Vanadium 50 said:
Are you suggesting that the work done by SDSS in handling large amounts of data doesn't work?
Not sure, but I think they are likely running into the same issues that computational astrophysicists are running into, and I've seen nothing that suggests that they've made any progress in data handling that the computational astrophysicists haven't run into.
They have 50 TB, maybe 100, and have been at it for a decade.
Sure and that will give you raw data. The trouble with raw data is that it's pretty much useless without tools to do data mining and visualization. Suppose you have 50 TB of data that is the result of the a simulation, and you want to run statistics. You end up spending a few weeks writing a program that hits the raw data files, and this program takes two days to run and after another two weeks of pulling your hair out, you finally get a graph.

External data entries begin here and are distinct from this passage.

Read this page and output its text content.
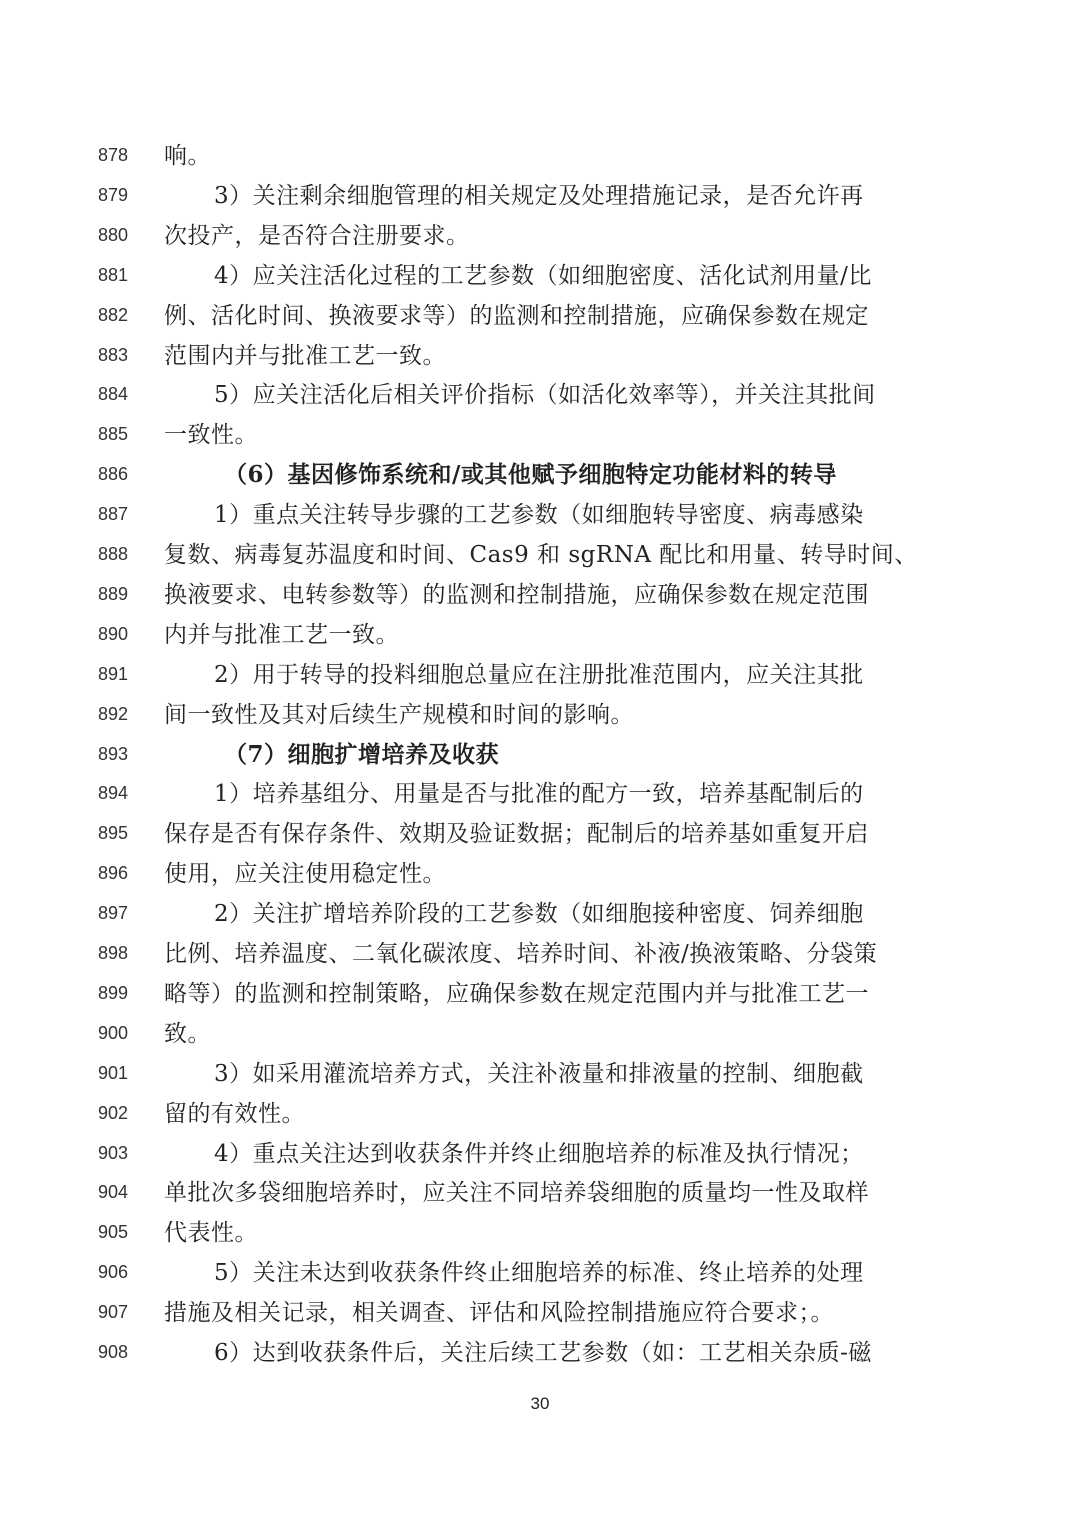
878	响。
879	3）关注剩余细胞管理的相关规定及处理措施记录，是否允许再
880	次投产，是否符合注册要求。
881	4）应关注活化过程的工艺参数（如细胞密度、活化试剂用量/比
882	例、活化时间、换液要求等）的监测和控制措施，应确保参数在规定
883	范围内并与批准工艺一致。
884	5）应关注活化后相关评价指标（如活化效率等），并关注其批间
885	一致性。
886	（6）基因修饰系统和/或其他赋予细胞特定功能材料的转导
887	1）重点关注转导步骤的工艺参数（如细胞转导密度、病毒感染
888	复数、病毒复苏温度和时间、Cas9 和 sgRNA 配比和用量、转导时间、
889	换液要求、电转参数等）的监测和控制措施，应确保参数在规定范围
890	内并与批准工艺一致。
891	2）用于转导的投料细胞总量应在注册批准范围内，应关注其批
892	间一致性及其对后续生产规模和时间的影响。
893	（7）细胞扩增培养及收获
894	1）培养基组分、用量是否与批准的配方一致，培养基配制后的
895	保存是否有保存条件、效期及验证数据；配制后的培养基如重复开启
896	使用，应关注使用稳定性。
897	2）关注扩增培养阶段的工艺参数（如细胞接种密度、饲养细胞
898	比例、培养温度、二氧化碳浓度、培养时间、补液/换液策略、分袋策
899	略等）的监测和控制策略，应确保参数在规定范围内并与批准工艺一
900	致。
901	3）如采用灌流培养方式，关注补液量和排液量的控制、细胞截
902	留的有效性。
903	4）重点关注达到收获条件并终止细胞培养的标准及执行情况；
904	单批次多袋细胞培养时，应关注不同培养袋细胞的质量均一性及取样
905	代表性。
906	5）关注未达到收获条件终止细胞培养的标准、终止培养的处理
907	措施及相关记录，相关调查、评估和风险控制措施应符合要求；。
908	6）达到收获条件后，关注后续工艺参数（如：工艺相关杂质-磁
30
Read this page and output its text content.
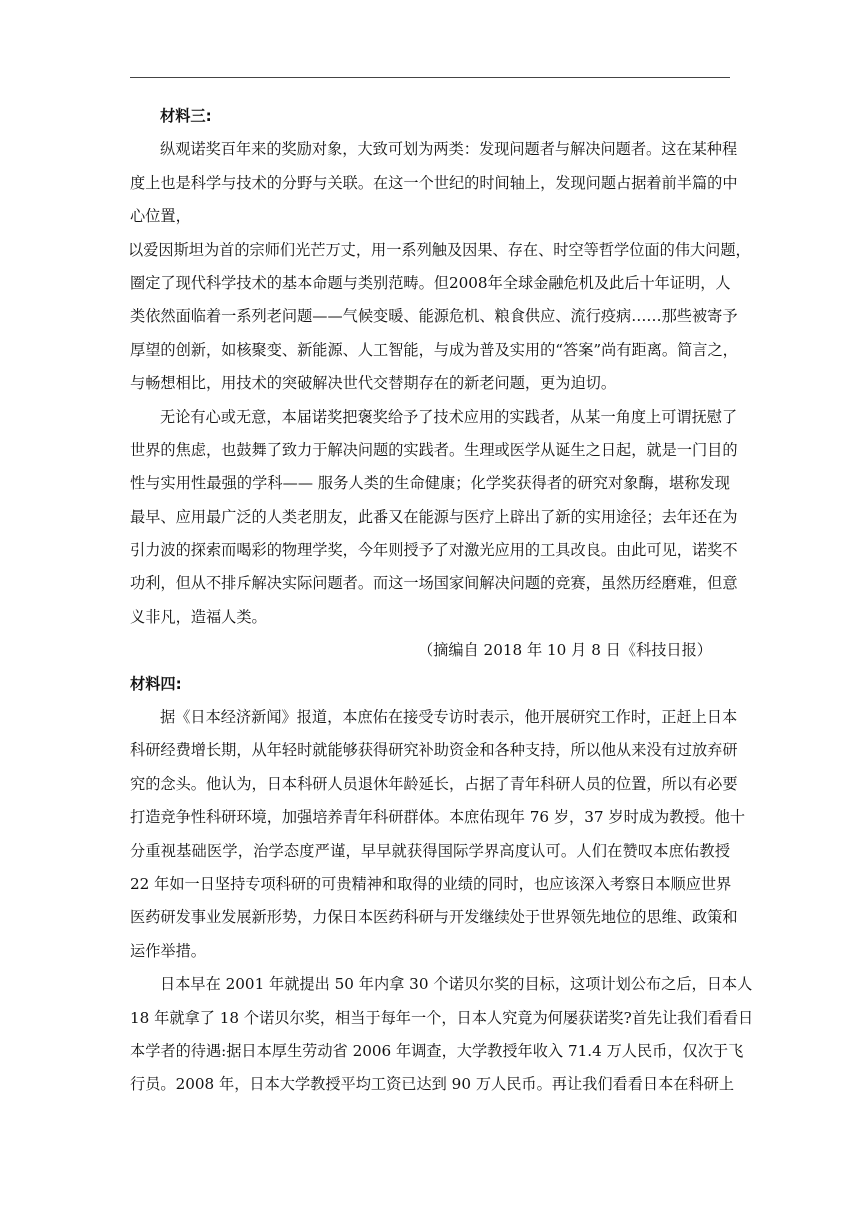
材料三:
纵观诺奖百年来的奖励对象，大致可划为两类：发现问题者与解决问题者。这在某种程
度上也是科学与技术的分野与关联。在这一个世纪的时间轴上，发现问题占据着前半篇的中
心位置，
以爱因斯坦为首的宗师们光芒万丈，用一系列触及因果、存在、时空等哲学位面的伟大问题，
圈定了现代科学技术的基本命题与类别范畴。但2008年全球金融危机及此后十年证明，人
类依然面临着一系列老问题——气候变暖、能源危机、粮食供应、流行疫病……那些被寄予
厚望的创新，如核聚变、新能源、人工智能，与成为普及实用的“答案”尚有距离。简言之，
与畅想相比，用技术的突破解决世代交替期存在的新老问题，更为迫切。
无论有心或无意，本届诺奖把褒奖给予了技术应用的实践者，从某一角度上可谓抚慰了
世界的焦虑，也鼓舞了致力于解决问题的实践者。生理或医学从诞生之日起，就是一门目的
性与实用性最强的学科—— 服务人类的生命健康；化学奖获得者的研究对象酶，堪称发现
最早、应用最广泛的人类老朋友，此番又在能源与医疗上辟出了新的实用途径；去年还在为
引力波的探索而喝彩的物理学奖，今年则授予了对激光应用的工具改良。由此可见，诺奖不
功利，但从不排斥解决实际问题者。而这一场国家间解决问题的竞赛，虽然历经磨难，但意
义非凡，造福人类。
（摘编自 2018 年 10 月 8 日《科技日报）
材料四:
据《日本经济新闻》报道，本庶佑在接受专访时表示，他开展研究工作时，正赶上日本
科研经费增长期，从年轻时就能够获得研究补助资金和各种支持，所以他从来没有过放弃研
究的念头。他认为，日本科研人员退休年龄延长，占据了青年科研人员的位置，所以有必要
打造竞争性科研环境，加强培养青年科研群体。本庶佑现年 76 岁，37 岁时成为教授。他十
分重视基础医学，治学态度严谨，早早就获得国际学界高度认可。人们在赞叹本庶佑教授
22 年如一日坚持专项科研的可贵精神和取得的业绩的同时，也应该深入考察日本顺应世界
医药研发事业发展新形势，力保日本医药科研与开发继续处于世界领先地位的思维、政策和
运作举措。
日本早在 2001 年就提出 50 年内拿 30 个诺贝尔奖的目标，这项计划公布之后，日本人
18 年就拿了 18 个诺贝尔奖，相当于每年一个，日本人究竟为何屡获诺奖?首先让我们看看日
本学者的待遇:据日本厚生劳动省 2006 年调查，大学教授年收入 71.4 万人民币，仅次于飞
行员。2008 年，日本大学教授平均工资已达到 90 万人民币。再让我们看看日本在科研上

Except then you want to run some other statistics, and you have to go through all over again. And then you find that the raw data is on one server, the analysis program is on another, and you are not going to FTP 50 TB of data over.
And then you find that all of the data is scattered against three or four files, with no metadata, and in order to do calibrations, you have to spend a few weeks e-mailing people trying to get information about what the data means.
Again, it's possible that SDSS has totally licked the problem, but I really, really, really, really doubt it. What they seem to be doing is doing the best with what tools are available and processing the data so that it's generally available for other scientists. What they don't see to have a mechanism of doing is to allow general access to the original raw data, and then have outside groups totally reproduce their data reduction.
You might reply, but that means that giving people access to 50TB of data, that's impossible! And my point is that making those things possible is exactly what astroinformatics is all about.